IPA過去問ドリル

令和2年度 10月 データベーススペシャリスト試験 午前Ⅱ 問1

テクノロジ/データベース

図のデータベース1,2は互いのデータの複製をもつ冗長構成である。クライアントからの更新・参照要求を受けたデータベースサーバ(以下,サーバという)は直下のデータベースを更新・参照し,他方のサーバにデータ更新を通知する。通知を受けたサーバは直下のデータベースに更新を反映する。 サーバ1,2間のネットワークが分断し,データ更新を通知できなくなったとき,CAP定理で重視する特性(C,A,P)に対するサーバの挙動のうち,適切な組合せはどれか。

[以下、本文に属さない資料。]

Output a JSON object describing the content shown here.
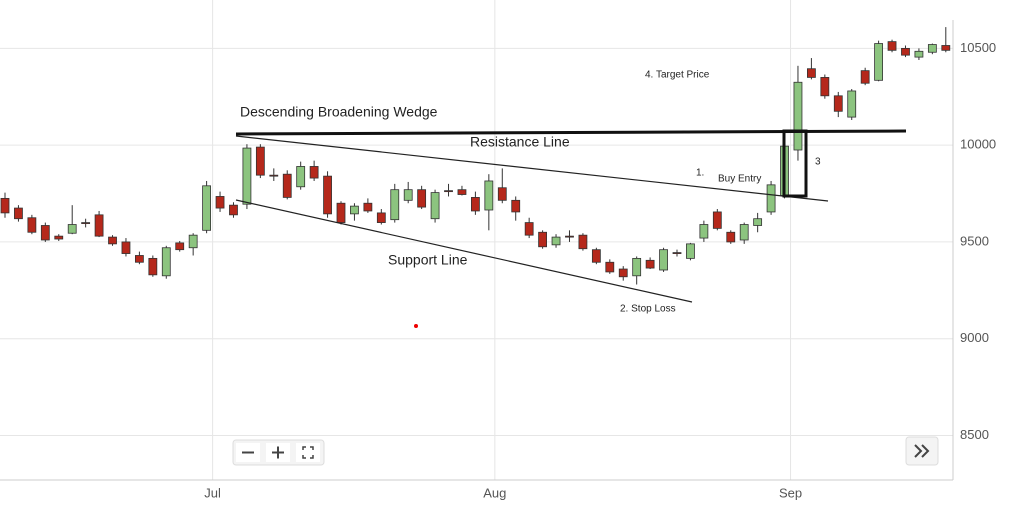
{
  "chart_data": {
    "type": "candlestick",
    "categories": [
      null,
      null,
      null,
      null,
      null,
      null,
      null,
      null,
      null,
      null,
      null,
      null,
      null,
      null,
      null,
      "Jul",
      null,
      null,
      null,
      null,
      null,
      null,
      null,
      null,
      null,
      null,
      null,
      null,
      null,
      null,
      null,
      null,
      null,
      null,
      null,
      null,
      "Aug",
      null,
      null,
      null,
      null,
      null,
      null,
      null,
      null,
      null,
      null,
      null,
      null,
      null,
      null,
      null,
      null,
      null,
      null,
      null,
      null,
      null,
      "Sep",
      null,
      null,
      null,
      null,
      null,
      null,
      null,
      null,
      null,
      null,
      null,
      null
    ],
    "open": [
      9725,
      9675,
      9625,
      9585,
      9530,
      9545,
      9600,
      9640,
      9525,
      9500,
      9430,
      9415,
      9325,
      9495,
      9470,
      9560,
      9735,
      9690,
      9695,
      9990,
      9845,
      9850,
      9785,
      9890,
      9840,
      9700,
      9645,
      9700,
      9650,
      9615,
      9715,
      9770,
      9620,
      9765,
      9770,
      9730,
      9665,
      9780,
      9715,
      9600,
      9550,
      9485,
      9530,
      9535,
      9460,
      9395,
      9360,
      9325,
      9405,
      9355,
      9445,
      9415,
      9520,
      9655,
      9550,
      9510,
      9585,
      9655,
      9740,
      9975,
      10395,
      10350,
      10255,
      10145,
      10385,
      10335,
      10535,
      10500,
      10455,
      10480,
      10515
    ],
    "high": [
      9755,
      9690,
      9640,
      9600,
      9540,
      9690,
      9620,
      9660,
      9535,
      9520,
      9450,
      9430,
      9480,
      9505,
      9545,
      9815,
      9760,
      9705,
      10005,
      10005,
      9880,
      9870,
      9915,
      9920,
      9865,
      9710,
      9700,
      9725,
      9670,
      9800,
      9810,
      9790,
      9770,
      9800,
      9790,
      9760,
      9850,
      9880,
      9735,
      9625,
      9560,
      9540,
      9560,
      9545,
      9470,
      9410,
      9375,
      9425,
      9420,
      9470,
      9460,
      9495,
      9610,
      9670,
      9560,
      9600,
      9650,
      9815,
      10000,
      10410,
      10450,
      10365,
      10275,
      10290,
      10400,
      10540,
      10545,
      10515,
      10500,
      10525,
      10610
    ],
    "low": [
      9625,
      9605,
      9540,
      9500,
      9505,
      9540,
      9575,
      9525,
      9480,
      9425,
      9385,
      9320,
      9310,
      9450,
      9430,
      9545,
      9655,
      9625,
      9670,
      9830,
      9815,
      9720,
      9770,
      9815,
      9625,
      9590,
      9610,
      9650,
      9590,
      9600,
      9700,
      9670,
      9600,
      9735,
      9740,
      9640,
      9560,
      9700,
      9610,
      9520,
      9465,
      9470,
      9500,
      9455,
      9385,
      9335,
      9300,
      9280,
      9360,
      9345,
      9425,
      9405,
      9500,
      9560,
      9490,
      9490,
      9550,
      9640,
      9725,
      9920,
      10340,
      10240,
      10145,
      10130,
      10310,
      10330,
      10480,
      10455,
      10440,
      10470,
      10480
    ],
    "close": [
      9650,
      9620,
      9550,
      9510,
      9515,
      9590,
      9595,
      9530,
      9490,
      9440,
      9395,
      9330,
      9470,
      9460,
      9535,
      9790,
      9675,
      9640,
      9985,
      9845,
      9840,
      9730,
      9890,
      9830,
      9645,
      9600,
      9685,
      9660,
      9600,
      9770,
      9770,
      9680,
      9755,
      9760,
      9745,
      9660,
      9815,
      9715,
      9655,
      9535,
      9475,
      9525,
      9525,
      9465,
      9395,
      9345,
      9320,
      9415,
      9365,
      9460,
      9440,
      9490,
      9590,
      9570,
      9500,
      9590,
      9620,
      9795,
      9995,
      10325,
      10350,
      10255,
      10175,
      10280,
      10320,
      10525,
      10490,
      10465,
      10485,
      10520,
      10490
    ],
    "up_color": "#8cc47f",
    "down_color": "#b5281b",
    "ylim": [
      8270,
      10750
    ],
    "yticks": [
      8500,
      9000,
      9500,
      10000,
      10500
    ],
    "grid": true,
    "annotations": [
      "Descending Broadening Wedge",
      "Resistance Line",
      "Support Line",
      "1.",
      "Buy Entry",
      "3",
      "4. Target Price",
      "2. Stop Loss"
    ]
  }
}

令和2年度 10月 データベーススペシャリスト試験 午前Ⅱ 問1の図

出典:令和2年度 10月 データベーススペシャリスト試験 午前Ⅱ 問1

正解:イ

解説

CAP定理は,分散システムにおいて整合性(Consistency),可用性(Availability),分断耐性(Partition tolerance)の三つを同時に満たすことはできないという定理です。設問ではサーバ1,2間のネットワークが分断(P)した状況が既に発生しています。この状況でC(整合性)を優先する場合,更新通知を届けられない側のサーバが古いデータのまま応答してしまうと整合性が崩れるため,そのサーバを停止させて(応答を拒否させて)矛盾したデータを返さないようにする必要があります。すなわち「一方は停止し,もう一方は動作し続ける」という挙動になります。一方,A(可用性)を優先する場合は,分断中でも両サーバがそれぞれ独立に更新・参照要求に応じ続けます(データは一時的に不整合になりますが,後で更新通知が届いた時点で反映され,最終的には整合します)。すなわち「両方のサーバが動作し続ける」という挙動になります。この組合せに一致するのはイです。

選択肢ごとの解説

  • 誤り。A及びPを重視する場合に両方のサーバが停止するとしていますが,可用性(A)を優先するなら分断中もサーバは要求に応じ続けるべきであり,両方停止するのでは可用性を放棄したことになり矛盾します。
  • 正しい。C及びPを重視する場合は,通知が届かない側のサーバを停止させて不整合な応答を防ぎ整合性を守ります。A及びPを重視する場合は両方のサーバが要求に応え続け,可用性を維持します(データは一時的に不整合になりますが,後で通知が届けば収束します)。
  • 誤り。C及びPを重視する場合に両方のサーバが動作し続けるとしていますが,これでは分断中に互いに矛盾した更新が生じ得るため,整合性(C)を守ることができません。
  • 誤り。A及びPを重視する場合に一方のサーバが停止するとしていますが,これは可用性(A)の放棄であり,可用性重視の挙動とは矛盾します。C及びPを重視する場合を両方継続としている点も,整合性維持の観点から適切ではありません。